I think what’s at stake can be looked at scene by scene. A boy risks telling a girl he loves her; she says, “Don’t be a fool, Brandon. I think of you as a brother.” Then, of course, any number of reactions might occur. He decides to become an evil warlord and conquer the world so he can show her; that would be one oh-so-obvious one, but there are others. Not every scene needs to have something at stake. Some scenes will be devoted to developing characters in ways that aren’t about raising stakes, but there should be some arc, some structure in which stakes are raised as the novel moves toward its end.

Or so I think today.

Monday, March 15, 2010

Avoid summary

If you’re like me you want to understand what you write. You want to know what it’s all about. It’s your world after all. But we’re wrong. One of my favorite writers, Kurt Vonnegut, wrote that writers don't always understand what they write as they write. It was just a passing comment. He said that when writers are writing well, they’re writing about something they can almost grasp.
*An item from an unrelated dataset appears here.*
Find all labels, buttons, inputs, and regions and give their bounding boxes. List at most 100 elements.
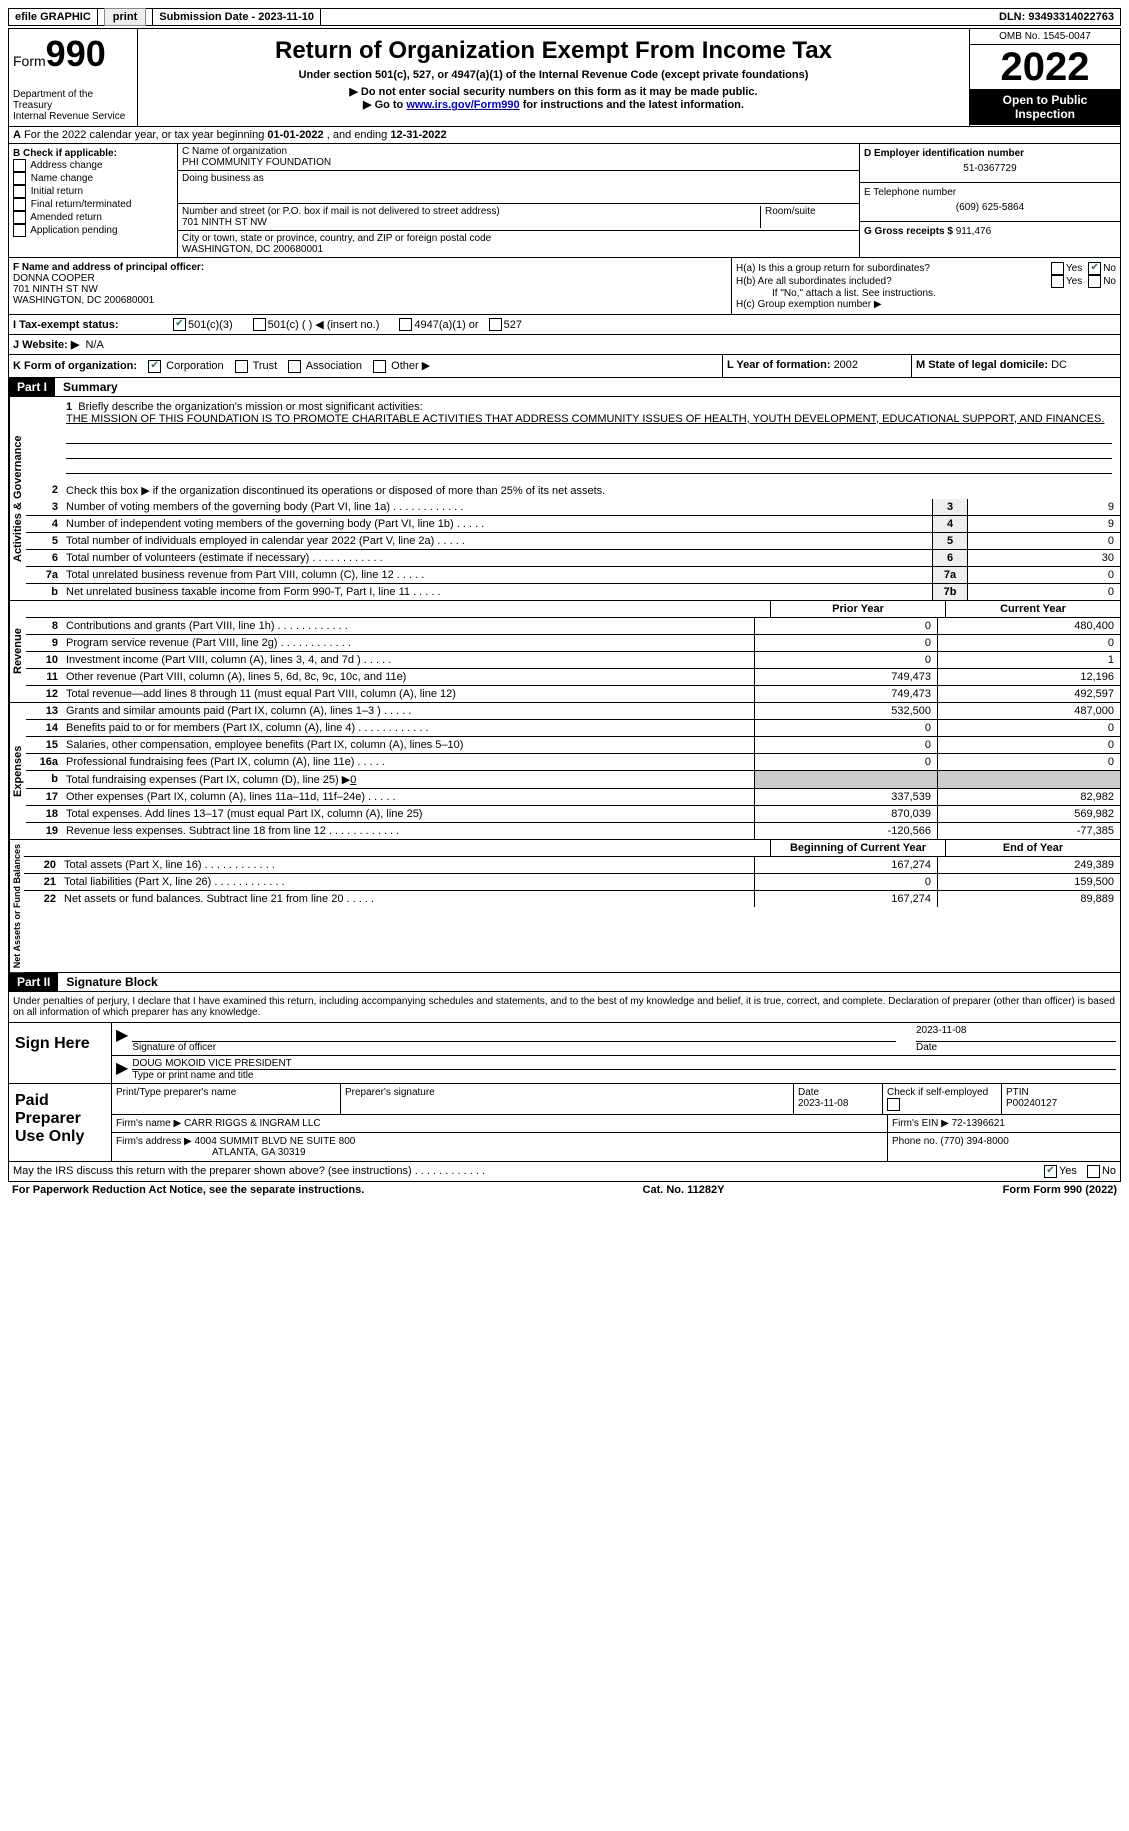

Sometimes I give into the sin of summary. I want to summarize what I’ve been trying to say in a story. I want to make it clear. Sometimes when I do this, I’m being reductive in a way that harms the story. It’s easy to want to sum up ideas and emotions and insights. We know our characters, right? We know our world. We have something we want to say and of course we want to say it as clearly as we can. But, in fiction, often what you’re writing about, since it is played out in a dramatic fashion, shouldn’t be explained. It is best to allow your story to do what it does and realize that sometimes even you won’t know exactly what you’re trying to get at. You’ll ALMOST know. You have to just let it be.

Wednesday, March 10, 2010



In most stories there comes a moment in the evolution of the plot and character, at or near the end, when the main character realizes something, has a moment of understanding. Everything should have been leading the reader to this moment. Things have happened and changes have occurred and now the payoff is a realization, an understanding, by our main character about some essential aspect of his story. For example, a man has desired a certain woman who has no desire to be desired. The man struggles to win her and once he understands he never will, never can, then he struggles to accept the fact she can’t love him. The moment of understanding in the story will be when he realizes this. Once a writer realizes that this understanding is what she’s been writing about all along, then she goes back and REWRITES to make everything fit into this story. That’s an essential part of rewriting to me. Everything has to fit. Every scene drives the reader to the moment when the elements of the story come together.

Friday, March 5, 2010

Why write?

Why do I write anyway?

There are lots of other things to do, after all. I could catch up on my TV watching for instance, learn to surf, teach my dog to do stupid tricks that might land him a sweet moment on David Letterman. I might go out more with my wife, friends, visit more places, seek out interesting hobbies like poker and needlepoint. Maybe I can sing, after all. I’ve never been able to carry a tune and the very idea of performing gives me hives (in a metaphorical sense), but American Idol here I come.

Or not.

All I’m saying is I’ve got other things I could be doing.

But nearly every day I wander, somewhat reluctantly now and then but mostly enthusiastically, back to my computer. After some starring out the window, I start the tap, tap, tap of the keys that has become one of the primary rhythms of my life. I make those little letters into words and then sentences and paragraphs and chapters and, eventually, books. It’s still a mystery to me how they can become a story but they do.

Maybe that’s it right there. It’s still a mystery to me. Maybe that’s why.